Tip:
Highlight text to annotate it
X
Americans ordered more than 230 million servings of sushi in 2010, a five-percent jump from
2009. But the industry may be growing too fast for the fish to keep up. Many of the
more popular species are nearing extinction after years of being overfished. If we continue
fishing the way we do they're not going to have any fish to serve in the restaurant,
you know, in the next 10, 15, 20 years. There you go. Fish is our livelihood and unless
we take care of our waters we will all be out of business, you know. We need to make
a change. That change was a new way of making sushi, a sustainable one that didn't use some
of the most popular kinds of fish that have been over-caught and placed on the avoid list
of Monterey Bay Aquarium Sea Food Watch Guide. We were going to open a sushi restaurant that
took the top five sellers and said we're not serving any of this. They thought we were
nuts. Eel, hamachi, yellowfin and big-eyed tunas are several traditional staples missing
from the menu at Tataki in Pacific Heights. The restaurant was the first of what is now
nine sustainable sushi bars in North America. At the end of the day we're all going to be
serving sustainable sushi, eventually. The question is do we do it now and then allow
stocks to build back or do we just wipe them all out now and then we're all serving sustainable
stocks at the end because there's nothing else. It's just jellyfish sushi for everyone.

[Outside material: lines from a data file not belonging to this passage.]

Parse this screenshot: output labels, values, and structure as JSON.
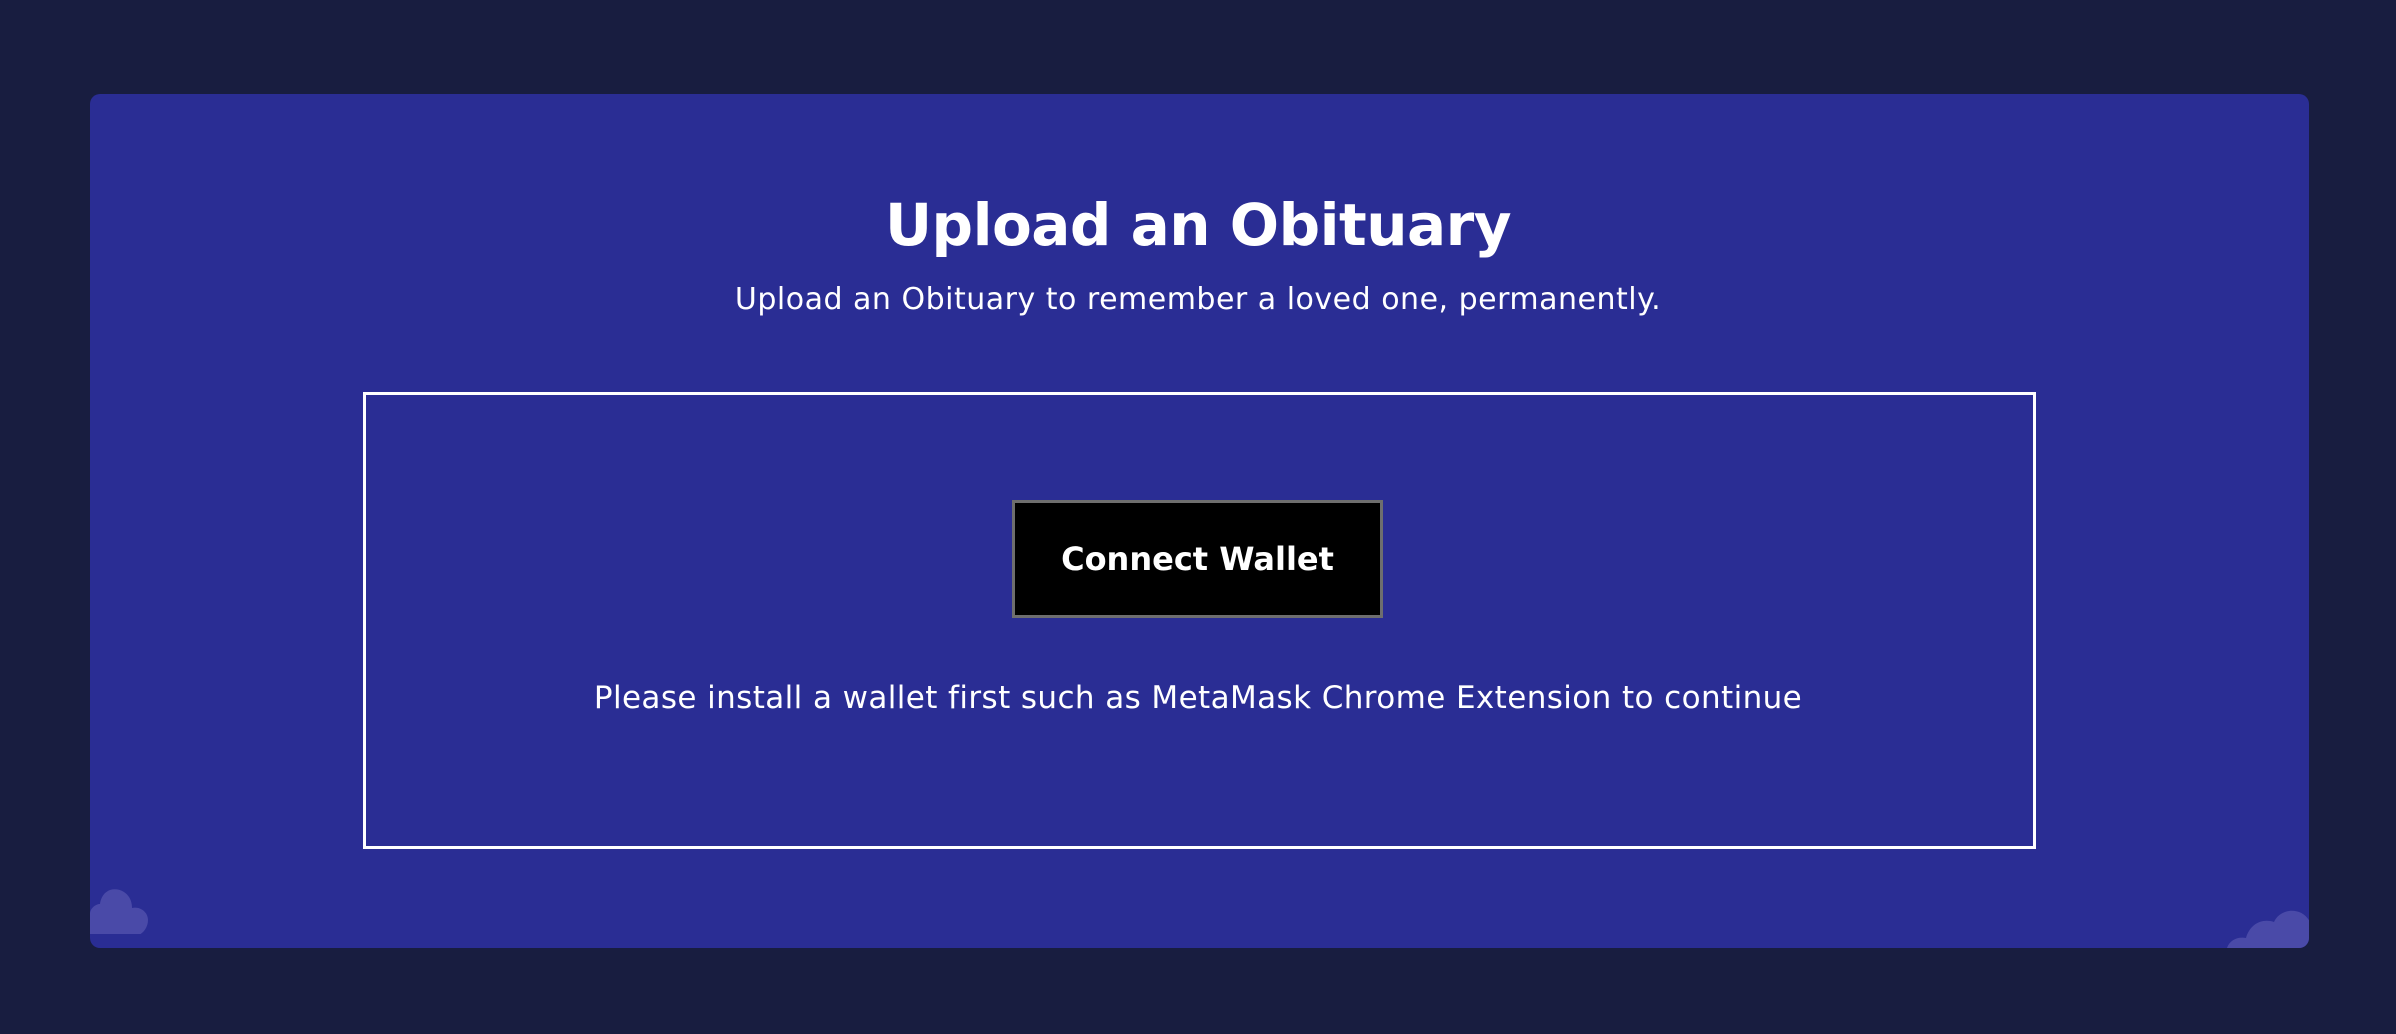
{
  "page": {
    "title": "Upload an Obituary",
    "subtitle": "Upload an Obituary to remember a loved one, permanently."
  },
  "wallet": {
    "connect_label": "Connect Wallet",
    "notice": "Please install a wallet first such as MetaMask Chrome Extension to continue"
  },
  "colors": {
    "page_background": "#181d40",
    "card_background": "#2a2d94",
    "button_background": "#000000",
    "text": "#ffffff",
    "cloud": "#4a4aa8"
  },
  "icons": {
    "left_decoration": "cloud-icon",
    "right_decoration": "cloud-icon"
  }
}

The challenge facing sustainable sushi bars is how to satisfy customers' cravings without
using the fish they know and love. Here at Kai chefs are doing that by taking a unique
twist on the typical sushi ingredients, like these California rolls that are topped off
with a little bit of California cherries and instead of king crab, which is on the avoid
list, they use halibut straight from Oyster Point. The problem is because people have
never really been able to experience it they don't ask for it, and if they don't ask for
it the chef doesn't serve it, and it's a vicious cycle that keeps us on this path. A path of
extinction for many fish species and for the nearly half-a-billion-dollar a year sushi
industry. For the Hearst Foundation, I'm Garrett Tenney, City by the Bay.